|Vogt, Richard - UNIV SC, COLUMBIA, SC|
|Miller, Natalie - UNIV SC, COLUMBIA, SC|
|Litvack, Rachel - UNIV SC, COLUMBIA, SC|
|Fandino, Richard - UNIV SC, COLUMBIA, SC|
|Sparks, Jackson - UNIV SC, COLUMBIA, SC|
|Friedman, Robert - UNIV SC, COLUMBIA, SC|
Submitted to: Journal of Insect Biochemistry and Molecular Biology
Publication Type: Peer Reviewed Journal
Publication Acceptance Date: March 25, 2009
Publication Date: July 1, 2009
Repository URL: http://hdl.handle.net/10113/31081
Citation: Vogt, R. G., Miller, N. E., Litvack, R., Fandino, R. A., Sparks, J., Staples, J., Friedman, R. and Dickens, J. C. 2009. The insect SNMP gene family. Insect Biochemistry and Molecular Biology. 39(7):448-456. Interpretive Summary: Detection of odors and tastes in insects involves: 1) odorant binding proteins (OBPs) and odor degrading enzymes (ODEs) present in the haemolymph surrounding receptor cells, and 2) odorant receptors (Ors) present in the membranes of receptor cells. Sensory Neuron Membrane Protein (SNMP) also occurs in the membranes of receptor cells and is thought to function in pheromone reception in moths and fruit flies. Here we show that SNMPs occur in two forms and are distributed in four major insect orders comprising nearly 80% of all insect species. In fruit flies and the yellow fever mosquito, SNMPs may function in both smell and taste. The fact that SNMPs may function in pheromone detection makes them potential targets for chemicals aimed at disrupting behavior of insect pests, e.g. mosquitoes. These results provide entomologists and molecular biologists with important information for studies of the functional role of SNMPs in detection of volatile pheromones and non-volatile chemicals which may result in discovery of novel pest management strategies.

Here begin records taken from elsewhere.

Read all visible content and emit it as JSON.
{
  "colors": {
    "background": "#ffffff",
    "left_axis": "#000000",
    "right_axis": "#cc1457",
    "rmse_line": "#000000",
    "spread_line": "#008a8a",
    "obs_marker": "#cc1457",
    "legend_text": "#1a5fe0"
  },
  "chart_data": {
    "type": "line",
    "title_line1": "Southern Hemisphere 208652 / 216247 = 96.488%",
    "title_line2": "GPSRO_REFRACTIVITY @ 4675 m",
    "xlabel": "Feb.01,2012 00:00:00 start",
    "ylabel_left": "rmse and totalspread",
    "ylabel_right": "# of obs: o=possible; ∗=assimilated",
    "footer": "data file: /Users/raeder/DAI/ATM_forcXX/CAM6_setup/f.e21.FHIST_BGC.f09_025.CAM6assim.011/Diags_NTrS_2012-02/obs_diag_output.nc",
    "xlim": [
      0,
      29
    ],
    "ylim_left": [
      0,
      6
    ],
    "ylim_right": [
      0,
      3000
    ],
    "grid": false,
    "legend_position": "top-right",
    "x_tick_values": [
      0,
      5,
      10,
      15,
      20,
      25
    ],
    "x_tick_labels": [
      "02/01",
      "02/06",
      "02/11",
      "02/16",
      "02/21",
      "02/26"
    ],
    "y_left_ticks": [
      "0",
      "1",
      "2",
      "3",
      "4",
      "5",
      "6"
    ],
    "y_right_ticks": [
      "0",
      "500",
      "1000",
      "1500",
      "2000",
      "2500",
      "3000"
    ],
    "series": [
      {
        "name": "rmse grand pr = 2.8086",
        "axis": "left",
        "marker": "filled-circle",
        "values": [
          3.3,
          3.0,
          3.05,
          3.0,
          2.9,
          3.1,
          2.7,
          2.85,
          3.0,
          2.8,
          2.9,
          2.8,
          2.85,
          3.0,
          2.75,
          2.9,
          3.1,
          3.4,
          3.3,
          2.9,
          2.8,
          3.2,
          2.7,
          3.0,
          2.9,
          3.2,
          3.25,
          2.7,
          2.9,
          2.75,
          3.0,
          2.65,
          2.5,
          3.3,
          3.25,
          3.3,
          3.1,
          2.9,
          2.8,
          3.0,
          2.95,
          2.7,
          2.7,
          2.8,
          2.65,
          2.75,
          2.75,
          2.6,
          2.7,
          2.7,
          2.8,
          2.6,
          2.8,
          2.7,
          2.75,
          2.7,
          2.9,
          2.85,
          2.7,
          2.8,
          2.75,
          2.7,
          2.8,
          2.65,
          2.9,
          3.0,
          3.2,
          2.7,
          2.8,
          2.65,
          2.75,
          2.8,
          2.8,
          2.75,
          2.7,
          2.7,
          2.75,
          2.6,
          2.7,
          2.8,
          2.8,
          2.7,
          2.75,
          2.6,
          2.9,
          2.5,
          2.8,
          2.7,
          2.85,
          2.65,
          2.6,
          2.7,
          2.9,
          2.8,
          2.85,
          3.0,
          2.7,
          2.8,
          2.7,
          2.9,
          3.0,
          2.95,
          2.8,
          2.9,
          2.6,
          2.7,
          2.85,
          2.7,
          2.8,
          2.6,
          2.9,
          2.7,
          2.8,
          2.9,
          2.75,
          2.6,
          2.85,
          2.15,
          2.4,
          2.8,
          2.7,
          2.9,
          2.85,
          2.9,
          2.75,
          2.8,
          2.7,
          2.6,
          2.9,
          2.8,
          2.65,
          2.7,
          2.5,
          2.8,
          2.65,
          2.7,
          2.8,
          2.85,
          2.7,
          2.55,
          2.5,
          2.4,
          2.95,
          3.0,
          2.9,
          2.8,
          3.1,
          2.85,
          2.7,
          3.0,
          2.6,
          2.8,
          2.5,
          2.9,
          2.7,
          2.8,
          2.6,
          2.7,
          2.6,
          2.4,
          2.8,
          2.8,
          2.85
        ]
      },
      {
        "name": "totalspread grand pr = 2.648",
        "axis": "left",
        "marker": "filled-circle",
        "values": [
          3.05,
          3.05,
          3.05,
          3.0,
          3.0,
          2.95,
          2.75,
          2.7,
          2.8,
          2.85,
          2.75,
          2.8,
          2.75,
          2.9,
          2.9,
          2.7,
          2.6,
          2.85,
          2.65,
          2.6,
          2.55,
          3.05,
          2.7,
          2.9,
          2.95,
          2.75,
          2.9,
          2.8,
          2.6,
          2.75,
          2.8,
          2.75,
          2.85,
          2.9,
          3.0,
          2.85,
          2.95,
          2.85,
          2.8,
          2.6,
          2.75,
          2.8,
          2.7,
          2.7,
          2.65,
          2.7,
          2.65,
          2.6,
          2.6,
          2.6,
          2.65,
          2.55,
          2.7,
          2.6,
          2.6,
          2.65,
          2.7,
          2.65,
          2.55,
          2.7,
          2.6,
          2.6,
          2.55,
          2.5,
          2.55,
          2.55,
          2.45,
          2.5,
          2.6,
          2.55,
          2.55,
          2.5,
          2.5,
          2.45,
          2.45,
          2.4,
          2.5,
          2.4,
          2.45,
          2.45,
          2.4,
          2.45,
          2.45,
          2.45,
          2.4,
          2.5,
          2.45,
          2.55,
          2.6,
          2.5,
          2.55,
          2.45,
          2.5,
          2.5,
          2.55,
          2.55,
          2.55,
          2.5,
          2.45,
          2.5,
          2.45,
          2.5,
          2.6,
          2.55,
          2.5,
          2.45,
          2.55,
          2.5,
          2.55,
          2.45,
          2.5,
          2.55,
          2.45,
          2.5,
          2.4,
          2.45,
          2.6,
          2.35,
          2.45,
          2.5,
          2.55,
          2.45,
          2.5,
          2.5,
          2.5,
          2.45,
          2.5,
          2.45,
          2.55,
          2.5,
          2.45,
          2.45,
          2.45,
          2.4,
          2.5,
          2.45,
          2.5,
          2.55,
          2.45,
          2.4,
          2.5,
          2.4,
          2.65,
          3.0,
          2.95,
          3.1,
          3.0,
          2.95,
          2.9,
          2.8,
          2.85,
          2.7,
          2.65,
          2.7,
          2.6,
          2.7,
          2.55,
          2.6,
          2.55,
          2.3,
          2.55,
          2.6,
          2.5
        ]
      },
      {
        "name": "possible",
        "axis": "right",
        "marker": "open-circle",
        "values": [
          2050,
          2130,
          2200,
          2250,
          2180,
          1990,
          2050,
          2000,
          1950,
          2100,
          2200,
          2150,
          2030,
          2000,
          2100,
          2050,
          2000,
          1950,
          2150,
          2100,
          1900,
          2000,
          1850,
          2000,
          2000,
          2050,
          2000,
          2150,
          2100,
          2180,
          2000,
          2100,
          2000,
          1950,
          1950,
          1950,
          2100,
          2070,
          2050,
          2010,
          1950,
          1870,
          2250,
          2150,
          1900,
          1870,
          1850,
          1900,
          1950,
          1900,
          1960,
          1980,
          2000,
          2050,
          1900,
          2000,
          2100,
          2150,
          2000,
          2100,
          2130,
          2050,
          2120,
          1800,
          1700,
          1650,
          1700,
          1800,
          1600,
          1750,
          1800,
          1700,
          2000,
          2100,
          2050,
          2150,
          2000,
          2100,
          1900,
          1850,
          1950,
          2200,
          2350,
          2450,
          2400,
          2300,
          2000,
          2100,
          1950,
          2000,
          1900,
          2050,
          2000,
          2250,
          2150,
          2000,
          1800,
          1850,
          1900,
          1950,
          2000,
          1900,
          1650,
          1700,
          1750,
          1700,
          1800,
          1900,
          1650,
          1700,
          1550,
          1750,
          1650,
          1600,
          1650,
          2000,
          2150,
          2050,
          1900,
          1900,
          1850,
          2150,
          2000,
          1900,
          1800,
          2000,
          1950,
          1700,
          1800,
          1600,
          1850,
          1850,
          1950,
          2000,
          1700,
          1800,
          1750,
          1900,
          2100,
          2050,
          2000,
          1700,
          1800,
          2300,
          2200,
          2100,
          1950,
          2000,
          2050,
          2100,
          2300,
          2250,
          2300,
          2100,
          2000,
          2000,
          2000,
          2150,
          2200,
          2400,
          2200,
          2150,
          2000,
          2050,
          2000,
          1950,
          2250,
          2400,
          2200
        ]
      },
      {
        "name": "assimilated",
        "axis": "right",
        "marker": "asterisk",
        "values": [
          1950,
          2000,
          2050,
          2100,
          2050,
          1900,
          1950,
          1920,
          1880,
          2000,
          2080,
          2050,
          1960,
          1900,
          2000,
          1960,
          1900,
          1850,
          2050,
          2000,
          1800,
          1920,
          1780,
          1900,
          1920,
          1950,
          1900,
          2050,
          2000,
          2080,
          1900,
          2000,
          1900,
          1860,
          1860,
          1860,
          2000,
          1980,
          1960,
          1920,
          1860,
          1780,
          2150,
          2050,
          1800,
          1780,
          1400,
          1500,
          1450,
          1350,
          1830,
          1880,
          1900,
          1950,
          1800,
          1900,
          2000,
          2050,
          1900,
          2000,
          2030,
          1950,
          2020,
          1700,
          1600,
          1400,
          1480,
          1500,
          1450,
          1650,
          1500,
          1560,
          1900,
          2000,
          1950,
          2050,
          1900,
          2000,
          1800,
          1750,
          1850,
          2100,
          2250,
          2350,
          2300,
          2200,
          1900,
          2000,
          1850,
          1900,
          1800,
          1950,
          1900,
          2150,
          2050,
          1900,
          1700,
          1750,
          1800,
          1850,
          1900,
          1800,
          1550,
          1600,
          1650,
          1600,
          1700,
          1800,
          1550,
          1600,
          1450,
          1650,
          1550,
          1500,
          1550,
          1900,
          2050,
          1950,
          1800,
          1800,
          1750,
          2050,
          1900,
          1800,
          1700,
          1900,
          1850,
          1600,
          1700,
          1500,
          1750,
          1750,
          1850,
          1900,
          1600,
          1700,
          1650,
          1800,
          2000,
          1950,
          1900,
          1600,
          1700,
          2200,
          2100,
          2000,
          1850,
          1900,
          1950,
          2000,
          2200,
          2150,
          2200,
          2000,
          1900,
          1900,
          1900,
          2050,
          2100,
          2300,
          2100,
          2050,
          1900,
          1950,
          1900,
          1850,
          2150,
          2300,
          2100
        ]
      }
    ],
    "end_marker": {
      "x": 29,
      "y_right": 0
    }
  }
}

Technical Abstract: SNMPs are membrane proteins that have been shown to associate with chemosensory neurons in insects; in Drosophila melanogaster, SNMP1 has been shown to be essential for the detection of the pheromone cis vaccenyl acetate (Benton et al., 2001; Jin et al., 2008). To extend these observations to other insects we have characterized the SNMP gene family in 4 insect Orders that effectively covers the Holometabola, or some 80% of known insect species and the 300 million years of evolution since this lineage emerged: Lepidoptera (e.g. Bombyx mori, Antheraea polyphemus, Manduca sexta, Heliothis virescens, Helicoverpa, assulta, Helicoverpa armigera, Mamestra brassicae), Diptera (Drosophila melanogaster, D. pseudoobscura, Aedes aegypti, Anopheles gambiae), Hymenoptera (Apis mellifera) and Colepotera (Tribolium castaneum) (Nichols and Vogt, 2008). We have used cDNA sequences of SNMP1 and SNMP2 from various Lepidoptera species, D. melanogaster and Ae. aegypti, as well as BAC derived genomic sequences form Ae. aegypti as models for proposing corrected sequences of orthologues in the D. pseudoobscura, An. gambiae and B. mori genomes, as well as identifying orthologues in the C. pipiens quinquefasciatus genome. We then used these revised sequences to reanalyze the SNMP clade, suggesting that the SNMP1 and SNMP2 sub-clades are well supported throughout the dipteran and lepidopteran lineages, and plausibly throughout the Holometabola. We present evidence(dN/dS) that the Lepidoptera and Diptera genes are expressed and functional. We observed expansions of the SNMP1 sub-clade in C. pipiens quinquefasciatus. and T. castaneum which suggest that the SNMP1s may have an expanded functional role in these species. We finally observe that the SNMPs of D. melanogaster and Ae. aegypti are not exclusively expressed in antennae; if expression of these genes consistently associates with chemosensory organs, this suggests that the SNMPs may function in both olfactory and gustatory pathways.